SANS: Adoption of security analytics gaining momentum
Results from a recent survey showed that only 11% of respondents don’t utilise or have little knowledge of analytics.
According the results of SANS Institute's 2016 Survey on Security Analytics, cyber security professionals have become aware of the value of analytics, recognising its utilisation in detection, as well as measuring and improving overall risk posture.
Findings from the survey showed that only 11% of respondents either did not utilise analytics, or did not fully understand how they are applied. Additionally, 44% were able to quantify improvements with 17% reporting increased visibility into events and breaches, as well as 11% reporting improved detection of unknown threats.

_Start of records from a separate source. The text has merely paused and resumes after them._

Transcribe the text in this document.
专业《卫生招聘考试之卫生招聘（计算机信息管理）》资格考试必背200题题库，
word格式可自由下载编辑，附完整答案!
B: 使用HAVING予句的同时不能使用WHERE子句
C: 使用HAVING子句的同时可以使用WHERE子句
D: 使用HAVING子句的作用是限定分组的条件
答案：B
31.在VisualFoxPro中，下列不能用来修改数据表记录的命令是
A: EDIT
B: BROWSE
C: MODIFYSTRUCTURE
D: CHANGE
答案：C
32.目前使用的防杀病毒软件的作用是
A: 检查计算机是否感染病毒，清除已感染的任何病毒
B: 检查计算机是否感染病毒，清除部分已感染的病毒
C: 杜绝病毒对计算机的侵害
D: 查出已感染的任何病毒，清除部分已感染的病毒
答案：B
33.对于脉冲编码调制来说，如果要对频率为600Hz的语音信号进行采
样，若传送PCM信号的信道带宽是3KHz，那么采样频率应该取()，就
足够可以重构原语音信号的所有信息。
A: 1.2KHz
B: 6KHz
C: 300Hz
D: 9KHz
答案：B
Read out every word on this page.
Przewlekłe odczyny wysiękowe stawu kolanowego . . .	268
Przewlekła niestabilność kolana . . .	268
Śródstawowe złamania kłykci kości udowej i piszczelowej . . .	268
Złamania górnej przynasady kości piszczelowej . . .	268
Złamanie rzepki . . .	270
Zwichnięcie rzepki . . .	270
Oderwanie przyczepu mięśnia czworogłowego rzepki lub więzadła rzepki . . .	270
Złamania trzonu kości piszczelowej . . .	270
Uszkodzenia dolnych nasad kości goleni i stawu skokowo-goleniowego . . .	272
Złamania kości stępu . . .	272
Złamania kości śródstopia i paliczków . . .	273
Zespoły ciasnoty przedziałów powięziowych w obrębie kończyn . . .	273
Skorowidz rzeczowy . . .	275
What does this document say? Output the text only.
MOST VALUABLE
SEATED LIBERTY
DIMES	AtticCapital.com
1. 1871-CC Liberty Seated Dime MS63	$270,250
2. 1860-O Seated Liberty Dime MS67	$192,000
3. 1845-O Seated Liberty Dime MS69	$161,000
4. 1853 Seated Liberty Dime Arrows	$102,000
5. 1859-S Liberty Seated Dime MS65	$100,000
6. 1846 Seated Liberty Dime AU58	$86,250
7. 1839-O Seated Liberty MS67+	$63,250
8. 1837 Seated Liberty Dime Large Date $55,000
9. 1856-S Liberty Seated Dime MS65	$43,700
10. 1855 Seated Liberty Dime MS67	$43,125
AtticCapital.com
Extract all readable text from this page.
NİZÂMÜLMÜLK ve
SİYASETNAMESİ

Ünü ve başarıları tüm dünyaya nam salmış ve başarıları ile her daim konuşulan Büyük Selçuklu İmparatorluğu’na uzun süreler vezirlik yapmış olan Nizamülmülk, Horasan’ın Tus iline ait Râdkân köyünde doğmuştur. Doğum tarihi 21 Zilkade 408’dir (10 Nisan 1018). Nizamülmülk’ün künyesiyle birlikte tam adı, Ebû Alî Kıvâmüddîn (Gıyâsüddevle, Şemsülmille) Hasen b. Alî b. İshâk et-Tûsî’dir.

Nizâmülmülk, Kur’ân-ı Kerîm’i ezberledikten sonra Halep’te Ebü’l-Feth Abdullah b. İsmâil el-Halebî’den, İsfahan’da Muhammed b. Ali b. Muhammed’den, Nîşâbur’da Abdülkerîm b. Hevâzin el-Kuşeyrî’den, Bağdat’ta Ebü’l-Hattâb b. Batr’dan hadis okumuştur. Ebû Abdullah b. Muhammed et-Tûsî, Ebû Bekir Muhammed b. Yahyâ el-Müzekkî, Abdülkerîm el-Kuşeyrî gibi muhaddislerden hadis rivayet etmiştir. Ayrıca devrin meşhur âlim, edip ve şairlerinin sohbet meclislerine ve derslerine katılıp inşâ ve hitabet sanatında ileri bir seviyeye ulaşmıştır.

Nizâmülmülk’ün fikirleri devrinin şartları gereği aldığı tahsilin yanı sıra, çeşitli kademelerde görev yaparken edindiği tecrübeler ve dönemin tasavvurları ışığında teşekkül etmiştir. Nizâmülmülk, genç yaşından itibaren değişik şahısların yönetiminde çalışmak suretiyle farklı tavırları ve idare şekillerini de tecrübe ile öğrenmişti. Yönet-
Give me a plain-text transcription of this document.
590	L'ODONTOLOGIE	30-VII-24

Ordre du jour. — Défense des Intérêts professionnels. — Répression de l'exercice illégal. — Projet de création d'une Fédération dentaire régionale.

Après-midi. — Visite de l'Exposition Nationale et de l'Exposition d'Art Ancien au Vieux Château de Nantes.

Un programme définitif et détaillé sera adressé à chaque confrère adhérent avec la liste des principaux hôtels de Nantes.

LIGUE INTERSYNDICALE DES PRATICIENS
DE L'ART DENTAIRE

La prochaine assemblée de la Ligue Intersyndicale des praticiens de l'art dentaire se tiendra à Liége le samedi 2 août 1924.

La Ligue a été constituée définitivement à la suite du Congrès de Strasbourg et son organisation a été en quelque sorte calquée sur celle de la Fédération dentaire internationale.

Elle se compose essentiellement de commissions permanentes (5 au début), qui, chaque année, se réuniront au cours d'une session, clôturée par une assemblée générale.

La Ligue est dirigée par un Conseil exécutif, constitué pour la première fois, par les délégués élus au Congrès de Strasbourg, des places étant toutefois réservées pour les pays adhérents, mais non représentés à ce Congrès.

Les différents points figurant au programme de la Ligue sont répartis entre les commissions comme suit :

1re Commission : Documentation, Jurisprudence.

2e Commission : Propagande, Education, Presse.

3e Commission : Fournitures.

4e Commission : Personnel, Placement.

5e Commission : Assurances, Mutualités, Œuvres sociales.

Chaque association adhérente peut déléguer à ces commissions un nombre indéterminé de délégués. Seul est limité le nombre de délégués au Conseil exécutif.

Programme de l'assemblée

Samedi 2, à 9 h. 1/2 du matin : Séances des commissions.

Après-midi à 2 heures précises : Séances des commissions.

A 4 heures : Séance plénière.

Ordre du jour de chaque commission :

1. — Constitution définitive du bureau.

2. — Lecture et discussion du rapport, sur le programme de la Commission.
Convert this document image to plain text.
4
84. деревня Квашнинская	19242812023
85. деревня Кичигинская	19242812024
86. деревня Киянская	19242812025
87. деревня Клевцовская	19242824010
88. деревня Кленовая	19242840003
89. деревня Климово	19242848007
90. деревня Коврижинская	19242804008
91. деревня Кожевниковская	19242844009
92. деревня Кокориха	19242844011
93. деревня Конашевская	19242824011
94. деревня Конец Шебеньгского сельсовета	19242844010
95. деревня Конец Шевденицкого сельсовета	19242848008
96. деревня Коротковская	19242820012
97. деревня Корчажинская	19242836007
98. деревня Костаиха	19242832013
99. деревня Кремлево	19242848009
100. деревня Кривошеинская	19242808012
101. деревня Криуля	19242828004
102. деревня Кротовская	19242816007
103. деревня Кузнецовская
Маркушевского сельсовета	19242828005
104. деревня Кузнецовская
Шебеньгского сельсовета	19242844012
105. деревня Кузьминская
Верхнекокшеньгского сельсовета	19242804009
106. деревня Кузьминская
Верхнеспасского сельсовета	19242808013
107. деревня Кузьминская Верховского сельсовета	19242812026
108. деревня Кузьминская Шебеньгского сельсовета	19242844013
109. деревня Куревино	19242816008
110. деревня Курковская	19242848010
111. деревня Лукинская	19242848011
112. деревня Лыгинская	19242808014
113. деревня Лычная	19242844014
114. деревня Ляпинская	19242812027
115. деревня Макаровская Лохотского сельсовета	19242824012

Ned Baltagi, managing director, Middle East & Africa at SANS said: "Traditionally, cyber security has been focused around protection and prevention. But with the growing complexity of the threat landscape, businesses are realising the need to take a more proactive approach."
He added: "Organisations are now tapping into the wealth of data being generated by their security infrastructures and using this to identify patterns, uncover vulnerabilities and stay one step ahead of would be attackers."
In terms of the market's development, SANS noted, as in previous surveys on security analytics, that the greatest obstacle towards widespread adoption lies with the lack of qualified staff and funding.
As a result, 49% of respondents have prioritised investment in training, while 42% are striving to make introduction detection and security centre upgrades. Another 29% are planning to integrating incident responses into their analytics programs in the coming years.
Dave Shackleford, a senior instructor at SANS and author of the report commented: "One of the best ways to overcome shortages in staffing and funding is through automation ... machine learning offers insights that could help less-skilled analysts with faster detection, automatic reuse of patterns detected and more, leading to related improvements in risk posture."
Finally, roughly 54% of respondents rated their programs as being ‘fairly automated', while only 4% considered their programs to be fully automated. Despite this positive uptick, roughly 22% of respondents shared that they had deployed machine analytics to enable better, faster decision making, while 54% admitted their programs did not take advantage of machine learning, as part of their analytics program.
"Analytics are an absolute necessity in today's threat environment and it is encouraging to see that IT teams are making positive advances in this regard. But while results show an increasing usage, our survey highlights that there is still much room for improvement in the use of security analytics," concluded Baltagi.